Some specific measures are being discussed, but we are starting to hear voices of some long-time incumbents counselling us not to expect too much too soon. Be realistic! We might expect bills introduced to raise the hopelessly outdated $7.25 minimum wage with gradual increases actually passing. But, there have also been reports that repeal of Virginia’s so-called “right to work” law is unlikely even to be submitted and certainly will not pass if it were to surface. Corporations and their chambers of commerce still hold sway with too many legislators including a junior local state senator and other longer serving members. Many of us believe that the “right to work” law which stifles creation of unions is a major factor in income inequality, severely tilting the playing field against working men and women. Sadly, it appears that the new majorities may lack the spine to remember who got them elected and to confront “right to work.” hence unlikely to take a real bite out of income inequality in Virginia.

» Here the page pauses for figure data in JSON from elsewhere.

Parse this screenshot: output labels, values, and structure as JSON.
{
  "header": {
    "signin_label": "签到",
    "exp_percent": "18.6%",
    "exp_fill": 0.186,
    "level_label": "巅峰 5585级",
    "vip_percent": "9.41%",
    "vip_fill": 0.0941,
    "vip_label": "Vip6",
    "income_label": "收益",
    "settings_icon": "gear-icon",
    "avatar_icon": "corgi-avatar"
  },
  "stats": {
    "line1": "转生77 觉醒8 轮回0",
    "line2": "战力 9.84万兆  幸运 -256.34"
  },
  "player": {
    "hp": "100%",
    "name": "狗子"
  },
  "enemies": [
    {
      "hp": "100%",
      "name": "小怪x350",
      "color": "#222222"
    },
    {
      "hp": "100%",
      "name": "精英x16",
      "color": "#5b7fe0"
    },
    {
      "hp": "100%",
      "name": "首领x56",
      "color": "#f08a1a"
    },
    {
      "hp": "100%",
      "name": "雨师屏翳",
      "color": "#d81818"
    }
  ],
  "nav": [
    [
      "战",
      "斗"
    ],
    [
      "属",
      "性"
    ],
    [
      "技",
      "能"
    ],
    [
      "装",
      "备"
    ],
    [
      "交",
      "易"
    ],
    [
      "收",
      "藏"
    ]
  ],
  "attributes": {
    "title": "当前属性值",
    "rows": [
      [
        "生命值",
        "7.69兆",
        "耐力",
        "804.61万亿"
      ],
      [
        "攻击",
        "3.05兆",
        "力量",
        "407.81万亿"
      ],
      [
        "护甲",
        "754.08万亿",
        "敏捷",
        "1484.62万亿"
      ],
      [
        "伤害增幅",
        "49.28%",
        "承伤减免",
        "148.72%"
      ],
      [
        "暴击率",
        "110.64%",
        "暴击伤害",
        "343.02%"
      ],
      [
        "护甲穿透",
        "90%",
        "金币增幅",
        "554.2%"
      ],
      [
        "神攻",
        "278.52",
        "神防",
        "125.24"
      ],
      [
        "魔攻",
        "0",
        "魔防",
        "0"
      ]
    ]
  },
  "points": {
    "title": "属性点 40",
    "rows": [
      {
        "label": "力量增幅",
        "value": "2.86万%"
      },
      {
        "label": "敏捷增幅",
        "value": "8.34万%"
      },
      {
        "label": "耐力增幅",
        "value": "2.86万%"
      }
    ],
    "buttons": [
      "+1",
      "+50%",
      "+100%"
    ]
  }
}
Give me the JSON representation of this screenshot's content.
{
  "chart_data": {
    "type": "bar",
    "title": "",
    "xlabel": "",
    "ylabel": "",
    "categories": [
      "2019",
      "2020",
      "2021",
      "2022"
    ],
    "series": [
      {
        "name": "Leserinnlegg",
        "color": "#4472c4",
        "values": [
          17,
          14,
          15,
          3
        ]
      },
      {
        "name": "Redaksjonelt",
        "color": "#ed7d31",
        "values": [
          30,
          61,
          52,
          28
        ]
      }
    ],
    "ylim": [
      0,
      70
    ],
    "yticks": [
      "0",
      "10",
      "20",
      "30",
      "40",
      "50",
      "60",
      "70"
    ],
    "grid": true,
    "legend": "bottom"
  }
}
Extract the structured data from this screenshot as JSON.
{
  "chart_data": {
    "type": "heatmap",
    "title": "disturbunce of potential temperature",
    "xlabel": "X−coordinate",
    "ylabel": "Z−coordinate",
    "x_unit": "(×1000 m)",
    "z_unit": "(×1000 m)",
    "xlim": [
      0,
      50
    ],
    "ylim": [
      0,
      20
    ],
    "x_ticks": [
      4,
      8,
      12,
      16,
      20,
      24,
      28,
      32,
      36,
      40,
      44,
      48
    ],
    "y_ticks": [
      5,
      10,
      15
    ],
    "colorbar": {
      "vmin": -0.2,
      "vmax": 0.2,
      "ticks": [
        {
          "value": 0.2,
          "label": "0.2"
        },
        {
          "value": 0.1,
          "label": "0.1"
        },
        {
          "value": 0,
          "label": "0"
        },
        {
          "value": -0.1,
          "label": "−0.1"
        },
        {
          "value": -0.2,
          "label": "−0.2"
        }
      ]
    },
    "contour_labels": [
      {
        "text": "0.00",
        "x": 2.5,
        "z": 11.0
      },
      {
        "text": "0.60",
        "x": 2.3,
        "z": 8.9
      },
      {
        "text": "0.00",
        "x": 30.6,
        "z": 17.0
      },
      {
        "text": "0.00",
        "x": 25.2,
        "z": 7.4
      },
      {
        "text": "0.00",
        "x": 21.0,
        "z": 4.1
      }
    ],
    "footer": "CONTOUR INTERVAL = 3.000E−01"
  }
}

I am assured that ERA ratification is a real priority on the agenda. Also, there may be more willingness to address gun violence, which in Virginia is remarkable. For example, universal background checks and a ban on large capacity magazines and bump stocks are already being discussed and deemed likely to pass. In Virginia, this one falls under the category of I’ll believe it when I see the Governor’s signature on the actual pieces of legislation. Banning assault weapons much less buying back those already in circulation, while crucial to reducing the killings, are definitely a bridge too far for the new majority.

Increased funding for pre-school education and expanded health insurance coverage have strong backing and may make it through the legislative minefields as long as no noticeable increases in taxes are required to implement them! One prominent local legislator suggests tax increases are unlikely in the first General Assembly session. This would suggest that it may be feasible in the subsequent GA. Really?!? A tax increase in the second year of the delegates’ term as they face election? No way! Will not happen.

For me, the biggest shock, and a tie for biggest disappointment along with the bleak outlook for “right to work” repeal, is what I’ve seen in the Post and gotten talking to a state senator that the constitutional amendment reforming redistricting (a dagger to the heart of gerrymandering) is in jeopardy. The amendment passed the outgoing legislature and was presumed a slam dunk in the 2020 session, thus meeting the Virginia requirement of a second passage to effect an amendment to the constitution, is in jeopardy. Sen. Dick Saslaw, long time Senate Minority Leader and now returned to his old Majority Leader status, is a big fan of gerrymandering and anxious to avenge what Republicans did to Democrats for many years. Saslaw, who unfortunately barely beat rising star Yasmine Taeb in a primary, and others may scuttle the excellent compromise amendment that would create a commission to draw maps consisting of 8 citizens and 8 legislators, evenly divided by party and requiring a supermajority of both sides to approve a new map. This requires a genuine consensus and is regarded as one of the strongest redistricting reforms undertaken to date in the U.S.

If Saslaw and friends succeed in killing the amendment, maps reflecting the new 2020 census will be gerrymandered as before except that the Democrats, not Republicans, will dictate the outcomes. Reform would be delayed until at least the 2030 census.